Anna (Virginie Ledoyen) giunge allo stabile del Saint Ange, incaricata di occuparsi delle pulizie del vecchio orfanotrofio: giusto in tempo per vedere lo stesso svuotarsi momentaneamente. E, giusto in tempo, per ricevere, da parte di una delle bambine in partenza, un ammonimento “stai lontana dai bambini che fanno paura”…
La giovane ragazza (con un passato tutt’altro che idilliaco) rimane in compagnia di Judith (Lou Dillon) una vecchia inserviente e di una ragazza cresciuta nell’istituto e, apparentemente, instabile nei suo ragionamenti: tanto da apparire schizofrenica.
Anna, sconvolta dai continui riferimenti a strani accadimenti avvenuti in passato al Saint Ange, comincia a prendersi cura dell’unica ragazza rimasta all’orfanotrofio: la quale insinua il dubbio sul comportamento dell’anziana inserviente…
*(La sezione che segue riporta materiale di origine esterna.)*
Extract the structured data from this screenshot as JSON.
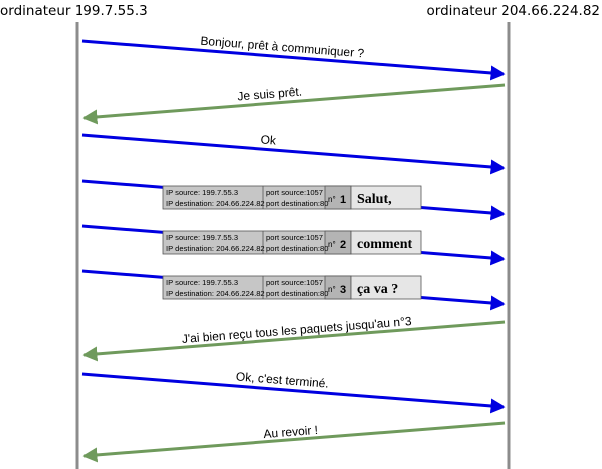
{
  "hosts": {
    "left": "ordinateur 199.7.55.3",
    "right": "ordinateur 204.66.224.82"
  },
  "colors": {
    "to_right": "#0000e0",
    "to_left": "#6f9a5c",
    "lifeline": "#8c8c8c",
    "packet_fields_bg": "#c6c6c6",
    "packet_number_bg": "#b4b4b4",
    "packet_payload_bg": "#e6e6e6"
  },
  "messages": [
    {
      "direction": "to_right",
      "label": "Bonjour, prêt à communiquer ?"
    },
    {
      "direction": "to_left",
      "label": "Je suis prêt."
    },
    {
      "direction": "to_right",
      "label": "Ok"
    },
    {
      "direction": "to_right",
      "label": ""
    },
    {
      "direction": "to_right",
      "label": ""
    },
    {
      "direction": "to_right",
      "label": ""
    },
    {
      "direction": "to_left",
      "label": "J'ai bien reçu tous les paquets jusqu'au n°3"
    },
    {
      "direction": "to_right",
      "label": "Ok, c'est terminé."
    },
    {
      "direction": "to_left",
      "label": "Au revoir !"
    }
  ],
  "packets": [
    {
      "ip_source": "IP source: 199.7.55.3",
      "ip_destination": "IP destination: 204.66.224.82",
      "port_source": "port source:1057",
      "port_destination": "port destination:80",
      "number_prefix": "n°",
      "number": "1",
      "payload": "Salut,"
    },
    {
      "ip_source": "IP source: 199.7.55.3",
      "ip_destination": "IP destination: 204.66.224.82",
      "port_source": "port source:1057",
      "port_destination": "port destination:80",
      "number_prefix": "n°",
      "number": "2",
      "payload": "comment"
    },
    {
      "ip_source": "IP source: 199.7.55.3",
      "ip_destination": "IP destination: 204.66.224.82",
      "port_source": "port source:1057",
      "port_destination": "port destination:80",
      "number_prefix": "n°",
      "number": "3",
      "payload": "ça va ?"
    }
  ]
}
Per Anna, appesantita non soltanto dal lavoro e dalla tensione, ma anche dal fatto di essere incinta, inizia un lungo e interminabile percorso nel delirio: dal momento che avverte, all’interno dell’enorme fabbricato, strane presenze; presenze che paiono uscire dai suoi incubi e concretizzarsi in passi e rumori misteriosi provenienti dai lunghi (e vuoti) corridoi e dalle lugubri (e tetre) stanze buie…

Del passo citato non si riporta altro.